Shkrebets’ son was on board the Moskva when it sank on April 14 after being hit by a Ukrainian missile attack.
Yevgeny was one of 17 that Russian officials admitted to having died in the sinking that led Putin to fire fleet commander Vice Admiral Igor Osipov.
This happened despite Putin’s promises that there would be no conscripts sent into the conflict.
For months, the father has demanded proper dialogue with commanders over the sinking and has also spoken out against the entry into force of draconian new laws on December 1 which seek to prevent almost any public discussion of the war and the deployment. Russian forces.
She will prevent the Mothers’ Council – a new militant organization created by mothers of soldiers sent to the front – from publicly demanding the return of their poorly trained and ill-equipped men from the war zone.
In staged propaganda, Vladimir Putin staged a mock meeting of women posing as wives and mothers of Russian servicemen earlier this week
Olga Tsukanova, 46, mother of a missing conscript and founder of a new Council of Mothers and Wives, confronts Vladimir Putin, demanding answers over the war with Ukraine
A leader of the group is Olga Tsukanova, 46, from Samara, whose son, 20, is lost after being mobilized.

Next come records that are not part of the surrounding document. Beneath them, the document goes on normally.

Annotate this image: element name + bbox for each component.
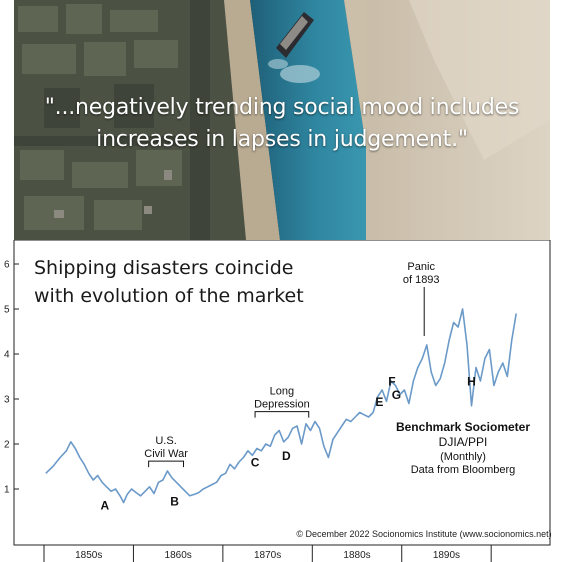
- annotation-b: B: [170, 495, 179, 509]
- annotation-h: H: [467, 375, 476, 389]
- annotation-e: E: [375, 395, 383, 409]
- annotation-a: A: [100, 498, 109, 512]
- y-tick-label: 3: [4, 395, 10, 406]
- legend: Benchmark Sociometer DJIA/PPI (Monthly) …: [396, 420, 530, 476]
- x-tick-label: 1890s: [433, 550, 460, 561]
- callout-line-1: Panic: [407, 261, 435, 273]
- x-tick-label: 1860s: [165, 550, 192, 561]
- annotation-g: G: [392, 388, 401, 402]
- annotation-f: F: [388, 375, 395, 389]
- y-axis: 1 2 3 4 5 6: [4, 260, 19, 496]
- event-label-line-1: Long: [270, 386, 294, 398]
- event-bracket: [254, 411, 310, 418]
- quote-text: "...negatively trending social mood incl…: [14, 92, 550, 156]
- y-tick-label: 5: [4, 305, 10, 316]
- callout-line-2: of 1893: [403, 274, 440, 286]
- satellite-photo: [14, 0, 550, 240]
- y-tick-label: 1: [4, 485, 10, 496]
- event-label-line-1: U.S.: [155, 435, 176, 447]
- event-label-line-2: Depression: [254, 399, 310, 411]
- event-bracket: [148, 460, 185, 468]
- y-tick-label: 4: [4, 350, 10, 361]
- series-line-djia-ppi: [45, 308, 517, 504]
- x-tick-label: 1880s: [343, 550, 370, 561]
- chart-title-line-2: with evolution of the market: [34, 285, 304, 307]
- x-axis: 1850s 1860s 1870s 1880s 1890s: [43, 545, 492, 562]
- annotation-d: D: [282, 449, 291, 463]
- chart-frame: [13, 240, 551, 546]
- y-tick-label: 6: [4, 260, 10, 271]
- quote-line-2: increases in lapses in judgement.": [96, 127, 468, 152]
- legend-line-1: Benchmark Sociometer: [396, 420, 530, 434]
- legend-line-2: DJIA/PPI: [439, 435, 488, 449]
- x-tick-label: 1850s: [75, 550, 102, 561]
- chart-title-line-1: Shipping disasters coincide: [34, 257, 293, 279]
- copyright: © December 2022 Socionomics Institute (w…: [296, 529, 551, 539]
- annotation-c: C: [251, 456, 260, 470]
- chart-canvas: 1 2 3 4 5 6 1850s 1860s 1870s 1880s 1890s A B C D EFG…: [4, 240, 552, 562]
- legend-line-4: Data from Bloomberg: [411, 464, 516, 476]
- legend-line-3: (Monthly): [440, 451, 486, 463]
- quote-line-1: "...negatively trending social mood incl…: [44, 95, 520, 120]
- x-tick-label: 1870s: [254, 550, 281, 561]
- event-label-line-2: Civil War: [144, 448, 188, 460]
- y-tick-label: 2: [4, 440, 10, 451]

She had previously revealed that the mothers faced intrusive surveillance from Putin’s spies for opposing his war.
The new laws “will prohibit us – mothers and wives – from speaking out against all violations concerning conscripts and conscripts,” a statement from the council said.
“Neither the fighters themselves nor their relatives will be able to demand that their rights to adequate equipment and the provision of everything necessary be respected.”
They warned: “All crimes such as theft, negligence, leaving…soldiers to their fate…can go unpunished and hidden from the people due to the fact that it is now simply forbidden by law to [discuss] their.’
She cowardly taunted Putin for not meeting real mothers personally affected by the war.
The group he met last week included loyalist officials or party hacks, including a woman Nadezhda Uzanova, from Abakan, who had previously sung the Russian national anthem in Red Square alongside him after formally annexing illegally invaded regions of Ukraine as Kremlin territory.
Today it was revealed that the council’s VK social media account has been blocked as the Putin regime gags the organization which has carried out protests against his chaotic mobilization campaign and the use of live flesh cannon.
Yet there are signs that Russians are increasingly speaking out about the war, despite the enormous risks of speaking out.
According to Western estimates, Putin’s war left more than 100,000 Russian servicemen dead and wounded.